Tuesday 18 January 2011

Meh; better than meh

Two short and unsatisfactory reviews for you, about two shorts books, one of which was almost entirely unsatisfactory and the other of which was only so at the conclusion.

1) Japanese Tales of Mystery & Imagination by Edogawa Rampo.

Go ahead. Say this author's name out loud and then guess who his favourite writer in the whole world was. I'm all for homage, but the stories in this collection mostly sucked, to be blunt. Mind, I haven't read the American hero's stories of mystery and imaginating, with a few exceptions, and so don't know if they don't also suck. It could be a case of suckiness all around.

One story, "The Caterpiller", was pretty good. It told the story of a young wife dealing with the armless, legless, bitter (understandably, I might add), mangled lump her husband returns home from the war as. I still prefer the Metallica video though.

Of course, I also suck for not intuitively knowing that this collection would probably suck and therefore avoiding it.

2) Grave Mistake by Ngaio Marsh.

I enjoyed approximately the first 5/6 of this book very much. It's a classical whodunnit and it's very well written, so incredibly enjoyable on two fronts.

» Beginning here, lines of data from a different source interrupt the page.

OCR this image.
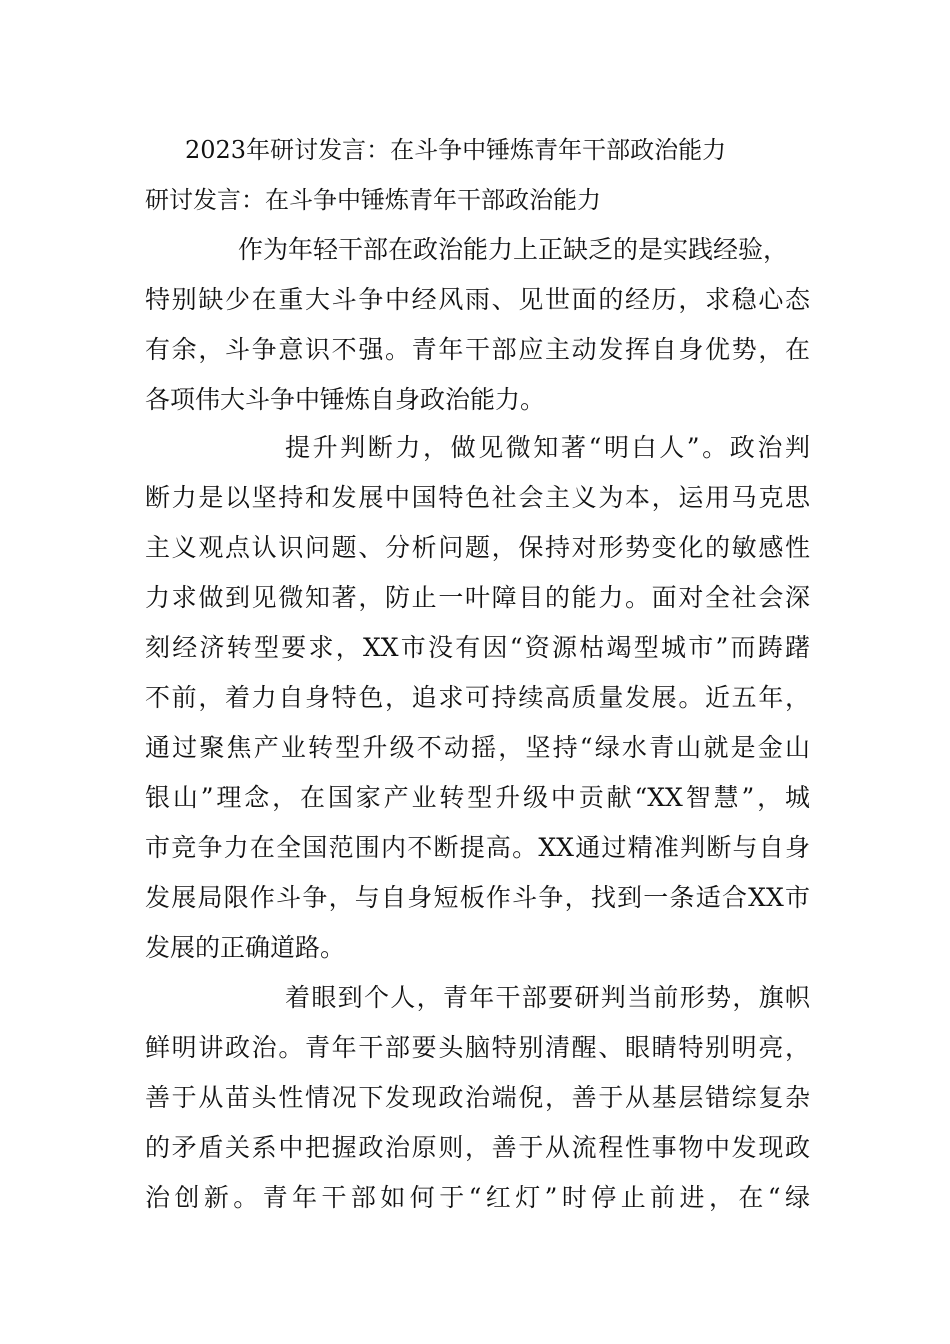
2023年研讨发言：在斗争中锤炼青年干部政治能力
研讨发言：在斗争中锤炼青年干部政治能力
作为年轻干部在政治能力上正缺乏的是实践经验，
特别缺少在重大斗争中经风雨、见世面的经历，求稳心态
有余，斗争意识不强。青年干部应主动发挥自身优势，在
各项伟大斗争中锤炼自身政治能力。
提升判断力，做见微知著“明白人”。政治判
断力是以坚持和发展中国特色社会主义为本，运用马克思
主义观点认识问题、分析问题，保持对形势变化的敏感性
力求做到见微知著，防止一叶障目的能力。面对全社会深
刻经济转型要求，XX市没有因“资源枯竭型城市”而踌躇
不前，着力自身特色，追求可持续高质量发展。近五年，
通过聚焦产业转型升级不动摇，坚持“绿水青山就是金山
银山”理念，在国家产业转型升级中贡献“XX智慧”，城
市竞争力在全国范围内不断提高。XX通过精准判断与自身
发展局限作斗争，与自身短板作斗争，找到一条适合XX市
发展的正确道路。
着眼到个人，青年干部要研判当前形势，旗帜
鲜明讲政治。青年干部要头脑特别清醒、眼睛特别明亮，
善于从苗头性情况下发现政治端倪，善于从基层错综复杂
的矛盾关系中把握政治原则，善于从流程性事物中发现政
治创新。青年干部如何于“红灯”时停止前进，在“绿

But. The guilty party? And what motivated the guilty party? I guessed both these details very early on but dismissed them because they were too obvious and cliched. The disappointment was pretty intense when my first lame, non-mystery reading assumptions turned out to be correct. Le sigh.

This isn't to say that I won't read pretty much everything Marsh wrote; I will. The pleasure of genre fiction really well-written (see also, Sayers, D.) is still new and exciting. Also, I like my characters more British than a Corry St./Elizabeth II sammich slathered with double Devon cream - and Marsh, in spite of being a Kiwi, obliges.

(These are books 4 and 5 for the Awesome Author Challenge!)

2 comments:

andrew said...

I'm not afraid to admit that I actually owned a 45 single of One, purchased in 1988 or '89...when I had enough hair to thrash.

BTW: love the poll idea and The City & the City = awesome.

Bookphilia said...

andrew: That's awesome. I too have thrashed to the Metallica. I miss my big hair and my resilient neck.